Общество поощрения художников отправило Александра пенсионером в Италию. В отличие от своего старшего товарища Карла Брюллова Иванов в годы учения особенно не блистал, хотя работал прилежно, выполнял задания, получал медали. Писал «Приама перед Ахиллом», «Иосифа, толкующего сны», «Беллерофонта, отправляющегося в поход против Химеры» – картины, не слишком отличающиеся от принятых академических стандартов. Он был медлителен, тих, серьезен, был тяжелодум; какая-то сосредоточенная душевная работа шла в нем подспудно. Может быть, он и уступал Брюллову в яркости, искрометности дарования, но тот как будто родился готовым Брюлловым и со временем мало изменялся, а Иванов, двигаясь неуклонно и непрерывно, не только вырос впоследствии из академических пелен, но перерос лучшие живописные достижения своих современников, выработал новое художественное зрение и новый взгляд на искусство.

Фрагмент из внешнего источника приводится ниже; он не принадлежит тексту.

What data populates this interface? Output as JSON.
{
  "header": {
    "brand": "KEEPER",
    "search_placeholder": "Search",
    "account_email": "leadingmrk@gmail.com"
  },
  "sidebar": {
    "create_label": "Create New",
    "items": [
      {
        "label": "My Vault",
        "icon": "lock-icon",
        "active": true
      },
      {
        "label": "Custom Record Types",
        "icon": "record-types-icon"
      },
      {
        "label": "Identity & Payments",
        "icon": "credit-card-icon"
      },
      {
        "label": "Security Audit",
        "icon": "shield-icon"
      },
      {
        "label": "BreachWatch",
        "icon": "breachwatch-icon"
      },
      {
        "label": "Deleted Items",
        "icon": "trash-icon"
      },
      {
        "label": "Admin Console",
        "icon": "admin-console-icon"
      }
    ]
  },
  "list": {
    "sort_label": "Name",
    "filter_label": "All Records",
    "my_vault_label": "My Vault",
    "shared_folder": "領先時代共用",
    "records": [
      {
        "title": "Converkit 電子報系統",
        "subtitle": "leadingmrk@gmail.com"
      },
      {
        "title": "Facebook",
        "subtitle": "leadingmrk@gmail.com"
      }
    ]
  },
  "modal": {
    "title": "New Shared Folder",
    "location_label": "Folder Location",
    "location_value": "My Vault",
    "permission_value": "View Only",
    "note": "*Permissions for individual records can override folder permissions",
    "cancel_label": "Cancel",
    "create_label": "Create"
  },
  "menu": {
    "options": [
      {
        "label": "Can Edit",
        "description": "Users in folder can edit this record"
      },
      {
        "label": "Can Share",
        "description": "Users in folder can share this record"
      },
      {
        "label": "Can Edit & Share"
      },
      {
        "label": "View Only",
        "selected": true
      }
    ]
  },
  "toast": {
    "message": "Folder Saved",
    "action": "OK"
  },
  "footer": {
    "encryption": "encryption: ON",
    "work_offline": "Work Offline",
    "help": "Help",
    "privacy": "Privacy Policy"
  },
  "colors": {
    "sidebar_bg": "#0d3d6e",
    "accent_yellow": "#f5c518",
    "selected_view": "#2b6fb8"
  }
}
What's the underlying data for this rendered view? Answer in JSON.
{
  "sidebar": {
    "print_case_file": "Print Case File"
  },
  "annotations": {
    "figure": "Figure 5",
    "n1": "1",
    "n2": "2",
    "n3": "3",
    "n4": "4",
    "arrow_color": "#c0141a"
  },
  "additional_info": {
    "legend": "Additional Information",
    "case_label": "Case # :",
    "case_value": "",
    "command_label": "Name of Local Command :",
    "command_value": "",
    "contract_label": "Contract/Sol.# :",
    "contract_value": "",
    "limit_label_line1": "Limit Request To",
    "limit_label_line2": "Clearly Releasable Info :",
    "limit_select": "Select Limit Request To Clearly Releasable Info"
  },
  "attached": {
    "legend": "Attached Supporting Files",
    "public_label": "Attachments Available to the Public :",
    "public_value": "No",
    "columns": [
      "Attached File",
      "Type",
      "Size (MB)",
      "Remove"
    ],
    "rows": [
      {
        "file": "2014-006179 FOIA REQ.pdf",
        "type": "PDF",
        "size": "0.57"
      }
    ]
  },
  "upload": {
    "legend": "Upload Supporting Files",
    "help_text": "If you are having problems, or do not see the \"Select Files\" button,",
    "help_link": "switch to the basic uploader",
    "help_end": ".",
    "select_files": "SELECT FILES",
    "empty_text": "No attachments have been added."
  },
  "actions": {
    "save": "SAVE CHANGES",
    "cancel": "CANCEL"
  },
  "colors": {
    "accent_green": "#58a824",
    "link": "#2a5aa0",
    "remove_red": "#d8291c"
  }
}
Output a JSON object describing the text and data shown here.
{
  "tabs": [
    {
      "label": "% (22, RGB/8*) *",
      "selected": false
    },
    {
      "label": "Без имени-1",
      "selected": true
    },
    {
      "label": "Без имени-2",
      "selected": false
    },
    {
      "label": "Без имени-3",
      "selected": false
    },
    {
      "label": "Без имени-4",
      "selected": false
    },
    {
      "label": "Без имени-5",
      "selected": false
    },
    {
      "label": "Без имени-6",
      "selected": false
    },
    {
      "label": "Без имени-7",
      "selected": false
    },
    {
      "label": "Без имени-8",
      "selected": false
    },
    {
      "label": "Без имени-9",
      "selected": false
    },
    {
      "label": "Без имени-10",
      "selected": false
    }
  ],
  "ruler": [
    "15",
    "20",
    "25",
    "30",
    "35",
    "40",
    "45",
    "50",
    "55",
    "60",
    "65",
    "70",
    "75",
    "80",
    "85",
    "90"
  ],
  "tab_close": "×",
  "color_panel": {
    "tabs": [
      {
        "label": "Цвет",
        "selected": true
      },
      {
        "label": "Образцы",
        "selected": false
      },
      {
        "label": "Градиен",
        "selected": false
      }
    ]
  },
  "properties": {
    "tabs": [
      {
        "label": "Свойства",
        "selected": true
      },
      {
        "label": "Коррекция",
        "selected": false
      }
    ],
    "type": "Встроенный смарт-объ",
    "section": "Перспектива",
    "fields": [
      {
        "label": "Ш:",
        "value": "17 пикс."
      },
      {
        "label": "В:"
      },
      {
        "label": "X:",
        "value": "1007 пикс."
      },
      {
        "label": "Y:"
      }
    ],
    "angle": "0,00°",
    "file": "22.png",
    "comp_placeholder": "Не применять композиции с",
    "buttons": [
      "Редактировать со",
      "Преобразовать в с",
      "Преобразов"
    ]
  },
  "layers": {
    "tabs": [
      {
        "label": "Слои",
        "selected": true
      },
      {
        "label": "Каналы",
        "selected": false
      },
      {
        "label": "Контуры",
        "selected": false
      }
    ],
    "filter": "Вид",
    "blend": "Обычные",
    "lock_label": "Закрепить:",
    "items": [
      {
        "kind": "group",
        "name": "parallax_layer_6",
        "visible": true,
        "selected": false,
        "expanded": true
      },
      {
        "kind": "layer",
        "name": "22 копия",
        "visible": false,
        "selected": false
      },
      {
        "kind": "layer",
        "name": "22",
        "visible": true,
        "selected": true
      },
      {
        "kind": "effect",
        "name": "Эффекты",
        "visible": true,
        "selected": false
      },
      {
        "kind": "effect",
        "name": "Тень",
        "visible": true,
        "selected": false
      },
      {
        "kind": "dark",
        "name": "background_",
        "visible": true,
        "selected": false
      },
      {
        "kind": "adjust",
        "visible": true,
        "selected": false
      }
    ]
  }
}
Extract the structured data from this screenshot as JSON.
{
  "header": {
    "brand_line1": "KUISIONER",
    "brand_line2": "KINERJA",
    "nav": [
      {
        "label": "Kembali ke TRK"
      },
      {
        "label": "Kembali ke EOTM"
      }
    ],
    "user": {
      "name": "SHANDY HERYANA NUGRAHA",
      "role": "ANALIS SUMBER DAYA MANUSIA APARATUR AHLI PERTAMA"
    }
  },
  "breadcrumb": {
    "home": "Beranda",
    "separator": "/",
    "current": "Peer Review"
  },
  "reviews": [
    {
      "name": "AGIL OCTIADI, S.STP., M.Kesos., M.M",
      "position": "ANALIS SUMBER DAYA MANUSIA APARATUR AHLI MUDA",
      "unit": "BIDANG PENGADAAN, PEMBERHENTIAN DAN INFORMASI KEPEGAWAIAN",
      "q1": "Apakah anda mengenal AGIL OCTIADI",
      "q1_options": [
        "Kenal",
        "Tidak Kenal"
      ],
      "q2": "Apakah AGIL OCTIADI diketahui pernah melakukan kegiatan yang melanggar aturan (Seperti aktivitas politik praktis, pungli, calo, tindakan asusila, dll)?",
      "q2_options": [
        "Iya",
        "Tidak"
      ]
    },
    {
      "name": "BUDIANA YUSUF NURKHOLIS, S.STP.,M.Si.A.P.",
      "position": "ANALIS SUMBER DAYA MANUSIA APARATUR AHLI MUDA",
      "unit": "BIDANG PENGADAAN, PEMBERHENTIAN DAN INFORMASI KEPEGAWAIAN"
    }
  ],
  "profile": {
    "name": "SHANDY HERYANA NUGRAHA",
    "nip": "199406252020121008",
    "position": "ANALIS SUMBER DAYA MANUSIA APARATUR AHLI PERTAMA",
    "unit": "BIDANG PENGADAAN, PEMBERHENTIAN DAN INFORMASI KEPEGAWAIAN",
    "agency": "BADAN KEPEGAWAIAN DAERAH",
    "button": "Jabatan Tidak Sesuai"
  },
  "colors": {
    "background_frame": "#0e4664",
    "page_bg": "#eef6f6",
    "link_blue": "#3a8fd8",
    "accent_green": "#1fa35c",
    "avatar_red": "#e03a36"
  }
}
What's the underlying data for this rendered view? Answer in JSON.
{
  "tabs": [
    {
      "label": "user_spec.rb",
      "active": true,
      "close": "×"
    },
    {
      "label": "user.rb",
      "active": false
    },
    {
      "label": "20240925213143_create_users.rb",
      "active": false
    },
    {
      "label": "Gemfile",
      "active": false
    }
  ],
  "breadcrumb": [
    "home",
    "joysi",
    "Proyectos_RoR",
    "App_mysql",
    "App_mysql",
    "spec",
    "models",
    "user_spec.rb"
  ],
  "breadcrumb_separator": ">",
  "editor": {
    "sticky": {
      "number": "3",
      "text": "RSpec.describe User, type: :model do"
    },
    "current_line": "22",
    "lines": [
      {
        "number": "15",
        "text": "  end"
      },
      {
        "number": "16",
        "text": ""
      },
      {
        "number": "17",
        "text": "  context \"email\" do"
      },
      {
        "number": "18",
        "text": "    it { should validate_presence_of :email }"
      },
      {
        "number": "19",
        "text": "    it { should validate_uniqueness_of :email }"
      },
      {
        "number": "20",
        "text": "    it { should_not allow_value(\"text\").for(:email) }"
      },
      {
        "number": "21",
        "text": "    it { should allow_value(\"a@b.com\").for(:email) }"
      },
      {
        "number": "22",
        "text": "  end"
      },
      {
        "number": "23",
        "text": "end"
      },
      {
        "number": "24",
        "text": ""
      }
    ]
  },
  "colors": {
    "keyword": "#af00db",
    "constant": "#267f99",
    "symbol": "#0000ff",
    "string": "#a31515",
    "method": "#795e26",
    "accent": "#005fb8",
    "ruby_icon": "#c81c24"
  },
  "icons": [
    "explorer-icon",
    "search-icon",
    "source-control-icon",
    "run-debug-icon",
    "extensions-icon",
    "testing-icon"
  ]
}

Заметный сдвиг и в мыслях и в творчестве наступил уже в первые годы жизни в Риме, куда Иванов прибыл в 1830 году. В Петербурге среда художников, вербовавшихся из семей мещан и мастеровых, была обособлена от той напряженной умственной жизни, которой жила тогда дворянская интеллигенция. К ней были так или иначе причастны лишь немногие живописцы, в том числе «видописец и перспективист» (то есть пейзажист) Карл Рабус современники отзывались о нем как о самом просвещенном художнике. Иванов дружил с Рабусом, снабжавшим его списками книг для чтения; других тесных знакомств вне академического круга у него, по-видимому, не было. В Риме же молодые русские художники, пенсионеры академии, имели возможность общаться и с иностранцами, и со своими земляками – писателями, артистами, музыкантами, наезжавшими в Вечный город. Здесь Александр Иванов стал бывать в салоне Зинаиды Волконской, у нее свел знакомство с молодым философом Николаем Рожалиным, участником кружка любомудров. Как много значили для Иванова их беседы, можно судить по письму к Рожалину, где он пишет: «Отцу моему я обязан жизнью и искусством, которое внушено мне как ремесло. Вам я обязан понятием о жизни и об отношении искусства моего к источнику его – душе».
Рожалин, умерший от туберкулеза совсем молодым, был одним из ранних русских романтиков, вкусивших плоды германской философии. Незадолго до приезда в Рим он слушал в Мюнхене лекции Шеллинга по философии искусства. Очевидно, они занимали не последнее место в разговорах с Ивановым, еще в Петербурге читавшим некоторые сочинения Ваккенродера, Новалиса, Августа Шлегеля. Возможно, идеи шеллингианства были не совсем по плечу выученику российской Академии художеств, дававшей более чем скудное общее образование (о чем Иванов всегда сокрушался), но то главное, что отвечало складу его творческой личности, он принял всей душой: мысль о великой миссии искусства в приближении духовного возрождения общества. Искусство, согласно Шеллинговой философии тождества, воссоединяет в себе начала, которые в теоретическом мышлении разобщены – всеобщее и единичное, природу и дух, идеальное и реальное, – являясь в этом смысле подобием творчества Бога, создавшего Вселенную. Сознание высокого предназначения искусства, его единства с религией и философией укоренилось в миросозерцании Александра Иванова. Его окрыляла мысль, что и пластические искусства не сводятся к ремеслу, а «есть такая же умственная отрасль в человечестве, как поэзия и музыка».
Под впечатлением бесед с Рожалиным Иванов написал картину «Аполлон, Кипарис и Гиацинт» – лучшее произведение своей молодости. Он написал его во славу искусства. Предводитель муз обучает пению и игре на свирели двух прелестных мальчиков-пастухов (они же олицетворяют природные начала: Кипарис – дерево, Гиацинт – цветок). Художник неспроста выбрал этот малоизвестный сюжет греческой мифологии. Музыка в представлении романтиков была парадигмой всех искусств, сосудом мировой гармонии.